収録曲「Loaded」の中盤で掻き鳴らされる、粒が荒いギターのキメに怒りを感じたのは、つまりパンクロックの精神が彼の中に存在するからだろう。
また、ブジロックの主催者が今までの出演者で最低だったアクトは誰かと尋ねられ、プライマル・スクリームの名前をあげていた。
理由は、ヘッドライナーとして出演した際にブジロックの機材をパクってイギリスに持ち帰ろうとしたんだとか。
まるで70年代パンクのゴロツキみたいなことをしやがる最低で最高な男じゃないか。
さらに面白いのは、パンクロックが好きな彼が単純に70年代のサウンドで表現せずに、90年代の技術をフルに活用してパンクを表現した点だ。
パンクロックが常にオリジナルの音楽であるという美学を裏切らずに、新しい形でパンクロックを想起さた、彼は紛れもない反逆者だと思う。
ニルヴァーナよりも反逆者の面影を持ち、レッチリよりもファンクに対する敬愛があり、オアシスよりもイギリスらしさを感じさせ、BECKよりも実験的なカリスマ性があり、マイブラよりもアヴァンギャルド。
僕にはそう思えて仕方がない。
そして何よりもボビーがロックンロールのファンであるということ、いつまでも少年のようにロックンロールに夢中になっているということが魅力的だ。

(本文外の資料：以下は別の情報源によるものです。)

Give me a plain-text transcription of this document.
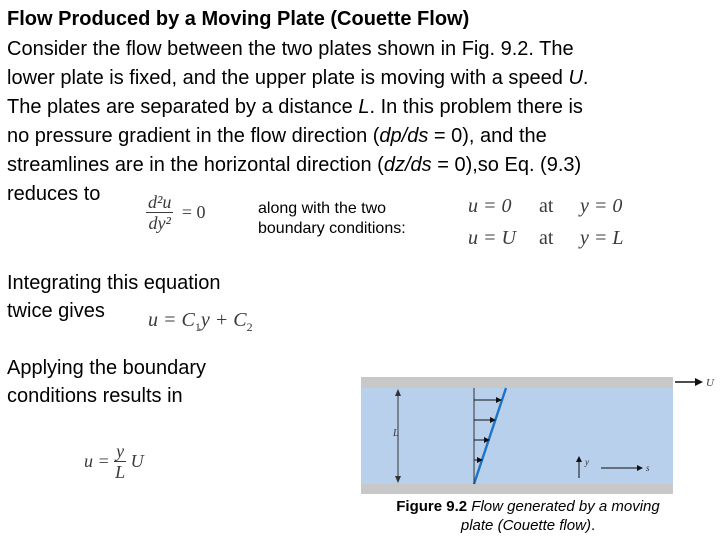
Flow Produced by a Moving Plate (Couette Flow)

Consider the flow between the two plates shown in Fig. 9.2. The

lower plate is fixed, and the upper plate is moving with a speed U.

The plates are separated by a distance L. In this problem there is

no pressure gradient in the flow direction (dp/ds = 0), and the

streamlines are in the horizontal direction (dz/ds = 0),so Eq. (9.3)

reduces to	$\frac{\text{d²u}}{\text{dy²}} = 0$	along with the two
boundary conditions:
u = 0 at y = 0
u = U at y = L
Integrating this equation
twice gives	$u = C_1y + C_2$
Applying the boundary
conditions results in
$u = \frac{y}{L}$ U
U
L
y
s
Figure 9.2 Flow generated by a moving
plate (Couette flow).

僕はあなたのおかげで音楽の嗜好の幅を広げることができた。
打ち込みやシンセサイザーやサンプリングがロックンロールじゃないだって?
いいから黙って「スクリーマデリカ」を聴きやがれ。
最後に、プライマル・スクリームのファンアートを描いたら、インスタの公式アカウントがそれを掲載してくれたことをとても感謝している。
些細な出来事だが、ファンとして彼らに1ミリでも関与できたことを心から嬉しく思っている。
人生には常に変化と反逆を、そしてプライマル・スクリームに最大限の愛を。